Illinois Governor Pledges
Public Pension Reform in 2012

Link: http://www.pionline.com/article/20120201/DAILYREG/120209985
Author: Barry B. Burr
Title: Illinois governor pledges public pension reform in 2012
Publication: Pensions & Investments Online
Date: February 1, 2012





















Illinois Gov. Pat Quinn on Wednesday said the state “must have … public pension reform in the coming year.”

“We took the first step on pension reform in 2010 when we enacted landmark changes that will save taxpayers billions of dollars. But there's much more to do,” Mr. Quinn said in his State of the State address in Springfield, according to prepared remarks.

“Fixing the pension problem will not be easy, but we have no choice. We must do it together in a way that is meaningful, constitutional and fair to the employees who have faithfully contributed to the system. That's why I've assembled a pension working group to propose a solution that can be enacted this year. I will have more to say about these serious matters during my budget address three weeks from today.”

Mr. Quinn provided no specifics.

The pension working group “is exploring meaningful and constitutional reforms to the state pension system,” Kelly Kraft, spokeswoman for Mr. Quinn, said in an e-mail. The 2010 reforms enacted will save taxpayers “over $200 billion over the next 35 years; however, more reforms are needed to ensure the long-term stability of the system for employers who have faithfully contributed to the system,” Ms. Kraft wrote.

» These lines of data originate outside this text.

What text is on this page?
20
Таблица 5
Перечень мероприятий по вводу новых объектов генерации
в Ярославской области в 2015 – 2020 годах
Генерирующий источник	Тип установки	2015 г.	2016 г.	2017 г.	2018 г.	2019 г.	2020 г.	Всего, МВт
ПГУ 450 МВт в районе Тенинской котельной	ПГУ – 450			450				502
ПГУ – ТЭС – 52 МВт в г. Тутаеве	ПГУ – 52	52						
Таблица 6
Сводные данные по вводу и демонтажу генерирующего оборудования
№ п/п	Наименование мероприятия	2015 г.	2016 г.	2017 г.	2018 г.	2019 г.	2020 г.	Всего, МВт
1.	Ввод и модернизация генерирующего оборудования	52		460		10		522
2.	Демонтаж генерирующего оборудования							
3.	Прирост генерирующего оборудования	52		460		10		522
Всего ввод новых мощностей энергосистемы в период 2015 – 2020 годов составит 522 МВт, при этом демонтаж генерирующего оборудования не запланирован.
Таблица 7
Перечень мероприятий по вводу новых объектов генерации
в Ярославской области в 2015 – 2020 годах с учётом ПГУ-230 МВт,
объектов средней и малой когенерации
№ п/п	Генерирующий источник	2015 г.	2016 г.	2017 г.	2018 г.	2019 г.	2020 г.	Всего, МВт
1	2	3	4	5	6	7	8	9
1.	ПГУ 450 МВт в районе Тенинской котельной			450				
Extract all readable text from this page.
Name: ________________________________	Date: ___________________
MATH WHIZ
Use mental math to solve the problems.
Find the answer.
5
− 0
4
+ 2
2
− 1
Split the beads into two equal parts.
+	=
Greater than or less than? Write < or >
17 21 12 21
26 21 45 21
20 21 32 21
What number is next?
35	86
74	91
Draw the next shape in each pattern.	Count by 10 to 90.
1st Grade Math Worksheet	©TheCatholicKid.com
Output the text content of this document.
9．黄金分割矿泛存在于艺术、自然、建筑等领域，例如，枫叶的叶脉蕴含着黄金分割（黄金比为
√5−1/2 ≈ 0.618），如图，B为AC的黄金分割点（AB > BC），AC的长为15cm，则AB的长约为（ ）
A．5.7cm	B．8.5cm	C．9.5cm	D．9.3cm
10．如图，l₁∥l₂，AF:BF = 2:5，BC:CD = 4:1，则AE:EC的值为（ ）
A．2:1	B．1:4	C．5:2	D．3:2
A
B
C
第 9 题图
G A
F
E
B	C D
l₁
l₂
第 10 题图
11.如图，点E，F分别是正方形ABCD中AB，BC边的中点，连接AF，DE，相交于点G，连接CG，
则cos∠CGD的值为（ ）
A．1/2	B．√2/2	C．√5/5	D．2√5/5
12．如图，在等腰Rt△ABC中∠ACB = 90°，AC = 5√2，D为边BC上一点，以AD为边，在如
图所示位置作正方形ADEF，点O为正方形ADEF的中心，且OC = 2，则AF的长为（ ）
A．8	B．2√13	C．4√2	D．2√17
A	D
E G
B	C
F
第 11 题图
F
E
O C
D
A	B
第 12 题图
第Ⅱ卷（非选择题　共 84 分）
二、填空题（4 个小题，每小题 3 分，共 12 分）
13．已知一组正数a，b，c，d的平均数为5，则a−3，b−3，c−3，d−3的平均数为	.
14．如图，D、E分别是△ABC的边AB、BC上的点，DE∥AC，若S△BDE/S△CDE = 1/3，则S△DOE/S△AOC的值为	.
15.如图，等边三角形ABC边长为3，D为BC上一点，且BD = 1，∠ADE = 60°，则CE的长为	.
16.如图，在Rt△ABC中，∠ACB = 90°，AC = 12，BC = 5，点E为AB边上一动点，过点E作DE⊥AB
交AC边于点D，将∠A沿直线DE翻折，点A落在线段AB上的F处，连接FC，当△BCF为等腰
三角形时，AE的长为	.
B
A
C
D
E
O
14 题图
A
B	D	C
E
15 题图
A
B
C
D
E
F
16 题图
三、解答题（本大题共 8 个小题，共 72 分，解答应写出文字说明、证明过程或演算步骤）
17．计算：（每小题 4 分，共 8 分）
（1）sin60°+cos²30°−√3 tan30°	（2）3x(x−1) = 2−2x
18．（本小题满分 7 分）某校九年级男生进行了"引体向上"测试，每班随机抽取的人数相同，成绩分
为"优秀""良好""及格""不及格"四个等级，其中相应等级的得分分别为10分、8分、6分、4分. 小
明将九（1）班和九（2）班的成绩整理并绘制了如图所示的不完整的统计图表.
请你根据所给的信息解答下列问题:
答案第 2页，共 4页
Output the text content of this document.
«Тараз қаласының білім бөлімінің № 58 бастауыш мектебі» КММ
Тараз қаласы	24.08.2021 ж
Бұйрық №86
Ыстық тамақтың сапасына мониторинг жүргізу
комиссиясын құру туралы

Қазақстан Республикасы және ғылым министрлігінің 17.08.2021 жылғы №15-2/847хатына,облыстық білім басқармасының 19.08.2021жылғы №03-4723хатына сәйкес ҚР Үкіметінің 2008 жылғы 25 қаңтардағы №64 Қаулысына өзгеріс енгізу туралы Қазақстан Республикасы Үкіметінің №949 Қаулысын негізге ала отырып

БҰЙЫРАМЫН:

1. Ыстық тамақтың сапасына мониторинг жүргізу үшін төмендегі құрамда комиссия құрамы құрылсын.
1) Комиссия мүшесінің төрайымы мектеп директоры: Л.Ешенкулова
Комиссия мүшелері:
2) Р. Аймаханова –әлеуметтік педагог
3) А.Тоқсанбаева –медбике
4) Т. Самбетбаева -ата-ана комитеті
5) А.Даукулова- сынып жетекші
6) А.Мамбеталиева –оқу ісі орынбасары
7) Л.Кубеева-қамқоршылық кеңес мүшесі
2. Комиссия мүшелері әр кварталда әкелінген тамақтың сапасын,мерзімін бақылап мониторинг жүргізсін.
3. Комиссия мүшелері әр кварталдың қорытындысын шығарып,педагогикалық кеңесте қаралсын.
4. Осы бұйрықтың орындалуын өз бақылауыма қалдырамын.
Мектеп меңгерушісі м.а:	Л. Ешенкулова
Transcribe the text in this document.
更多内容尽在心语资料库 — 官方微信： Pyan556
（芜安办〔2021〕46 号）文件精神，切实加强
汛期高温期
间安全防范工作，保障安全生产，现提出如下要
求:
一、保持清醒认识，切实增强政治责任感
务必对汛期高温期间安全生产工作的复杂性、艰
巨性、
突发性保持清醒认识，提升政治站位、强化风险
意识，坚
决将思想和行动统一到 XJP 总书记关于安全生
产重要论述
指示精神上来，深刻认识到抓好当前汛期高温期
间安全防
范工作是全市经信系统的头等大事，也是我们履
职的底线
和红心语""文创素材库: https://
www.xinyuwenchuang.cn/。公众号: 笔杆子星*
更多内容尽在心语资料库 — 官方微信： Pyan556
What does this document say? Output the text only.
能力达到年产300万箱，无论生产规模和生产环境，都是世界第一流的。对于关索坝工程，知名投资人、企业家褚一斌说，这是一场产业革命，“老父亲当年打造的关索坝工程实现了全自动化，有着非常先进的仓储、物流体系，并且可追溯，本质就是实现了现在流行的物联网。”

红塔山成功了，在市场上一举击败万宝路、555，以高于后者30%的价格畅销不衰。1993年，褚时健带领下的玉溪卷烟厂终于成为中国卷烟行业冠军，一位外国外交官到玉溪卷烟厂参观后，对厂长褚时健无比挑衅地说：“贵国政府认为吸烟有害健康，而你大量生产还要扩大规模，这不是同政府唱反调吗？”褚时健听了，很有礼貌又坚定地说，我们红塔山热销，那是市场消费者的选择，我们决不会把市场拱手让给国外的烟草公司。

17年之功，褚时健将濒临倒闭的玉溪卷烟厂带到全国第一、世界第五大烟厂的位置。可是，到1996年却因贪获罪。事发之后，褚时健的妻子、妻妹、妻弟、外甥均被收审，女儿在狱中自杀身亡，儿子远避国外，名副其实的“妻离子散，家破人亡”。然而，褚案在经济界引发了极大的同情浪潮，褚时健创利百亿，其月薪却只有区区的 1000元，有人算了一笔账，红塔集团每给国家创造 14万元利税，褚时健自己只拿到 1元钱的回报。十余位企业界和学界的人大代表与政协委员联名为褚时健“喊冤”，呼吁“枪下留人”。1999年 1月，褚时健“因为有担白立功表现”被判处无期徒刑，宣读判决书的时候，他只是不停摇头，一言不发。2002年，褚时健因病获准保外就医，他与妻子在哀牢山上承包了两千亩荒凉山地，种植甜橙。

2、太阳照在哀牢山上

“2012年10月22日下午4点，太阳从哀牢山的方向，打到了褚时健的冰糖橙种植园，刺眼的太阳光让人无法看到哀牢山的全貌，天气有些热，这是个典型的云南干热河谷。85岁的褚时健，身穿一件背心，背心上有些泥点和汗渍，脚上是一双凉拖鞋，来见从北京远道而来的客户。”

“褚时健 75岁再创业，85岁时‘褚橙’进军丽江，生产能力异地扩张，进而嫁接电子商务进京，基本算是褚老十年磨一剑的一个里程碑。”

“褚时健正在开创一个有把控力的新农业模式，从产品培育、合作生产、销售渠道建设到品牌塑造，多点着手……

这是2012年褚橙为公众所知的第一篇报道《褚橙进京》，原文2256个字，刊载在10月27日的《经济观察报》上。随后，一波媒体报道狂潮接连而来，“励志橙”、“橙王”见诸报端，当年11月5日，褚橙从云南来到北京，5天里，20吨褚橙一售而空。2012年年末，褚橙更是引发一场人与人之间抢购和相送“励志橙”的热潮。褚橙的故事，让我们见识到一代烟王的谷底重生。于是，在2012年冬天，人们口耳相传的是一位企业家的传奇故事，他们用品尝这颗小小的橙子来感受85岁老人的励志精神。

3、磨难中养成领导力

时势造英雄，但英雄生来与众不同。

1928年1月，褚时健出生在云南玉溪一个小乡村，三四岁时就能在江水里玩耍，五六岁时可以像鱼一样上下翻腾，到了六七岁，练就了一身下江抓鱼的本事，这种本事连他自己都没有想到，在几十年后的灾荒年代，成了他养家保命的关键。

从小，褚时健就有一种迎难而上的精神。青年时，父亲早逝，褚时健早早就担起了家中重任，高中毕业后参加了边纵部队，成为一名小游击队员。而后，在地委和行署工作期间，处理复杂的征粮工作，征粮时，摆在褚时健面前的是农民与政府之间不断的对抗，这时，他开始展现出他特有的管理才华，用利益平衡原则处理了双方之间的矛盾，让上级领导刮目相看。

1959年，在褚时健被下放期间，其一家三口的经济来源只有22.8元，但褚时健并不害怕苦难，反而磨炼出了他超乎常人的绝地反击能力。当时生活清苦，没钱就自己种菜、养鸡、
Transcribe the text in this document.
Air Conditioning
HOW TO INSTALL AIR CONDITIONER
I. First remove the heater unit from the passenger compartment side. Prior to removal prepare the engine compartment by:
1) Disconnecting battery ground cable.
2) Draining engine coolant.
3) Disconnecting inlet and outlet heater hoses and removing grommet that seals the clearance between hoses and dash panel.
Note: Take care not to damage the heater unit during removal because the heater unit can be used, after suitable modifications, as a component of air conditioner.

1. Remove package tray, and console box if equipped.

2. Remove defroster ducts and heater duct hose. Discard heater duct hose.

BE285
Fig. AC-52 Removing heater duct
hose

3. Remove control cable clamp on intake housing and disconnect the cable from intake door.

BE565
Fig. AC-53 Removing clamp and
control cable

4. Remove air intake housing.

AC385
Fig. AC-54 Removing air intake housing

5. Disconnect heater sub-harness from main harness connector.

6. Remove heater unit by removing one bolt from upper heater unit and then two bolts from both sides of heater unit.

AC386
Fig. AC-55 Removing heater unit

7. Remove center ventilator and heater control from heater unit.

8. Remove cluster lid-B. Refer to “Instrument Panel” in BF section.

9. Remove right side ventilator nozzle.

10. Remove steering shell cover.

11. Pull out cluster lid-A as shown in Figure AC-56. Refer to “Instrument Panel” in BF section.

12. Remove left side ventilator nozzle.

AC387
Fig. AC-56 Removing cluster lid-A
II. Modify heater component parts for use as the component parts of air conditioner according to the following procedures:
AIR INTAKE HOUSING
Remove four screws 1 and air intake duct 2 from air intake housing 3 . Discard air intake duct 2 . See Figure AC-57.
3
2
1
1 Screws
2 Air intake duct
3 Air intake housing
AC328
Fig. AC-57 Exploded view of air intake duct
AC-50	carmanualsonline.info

The five state retirement systems affected are the $33.5 billion Illinois Teachers' Retirement System, Springfield; $13 billion Illinois State Universities Retirement System, Champaign; and the three systems whose $10.3 billion in combined assets are overseen by the Chicago-based Illinois State Board of Investment — Illinois State Employees' Retirement System, Illinois Judges' Retirement System, and Illinois General Assembly Retirement System, all based in Springfield.

Reforms would also affect the $8.9 billion Chicago Public School Teachers' Pension & Retirement Fund.

A pension reform bill that passed the state Senate last March but didn't come to a vote in the Illinois House was resent to the House Rules Committee on Dec. 31, according to a General Assembly statement. The bill offered public plan participants a choice to either keep their current defined benefit plan and pay more, accept reduced benefits or move to a defined contribution plan.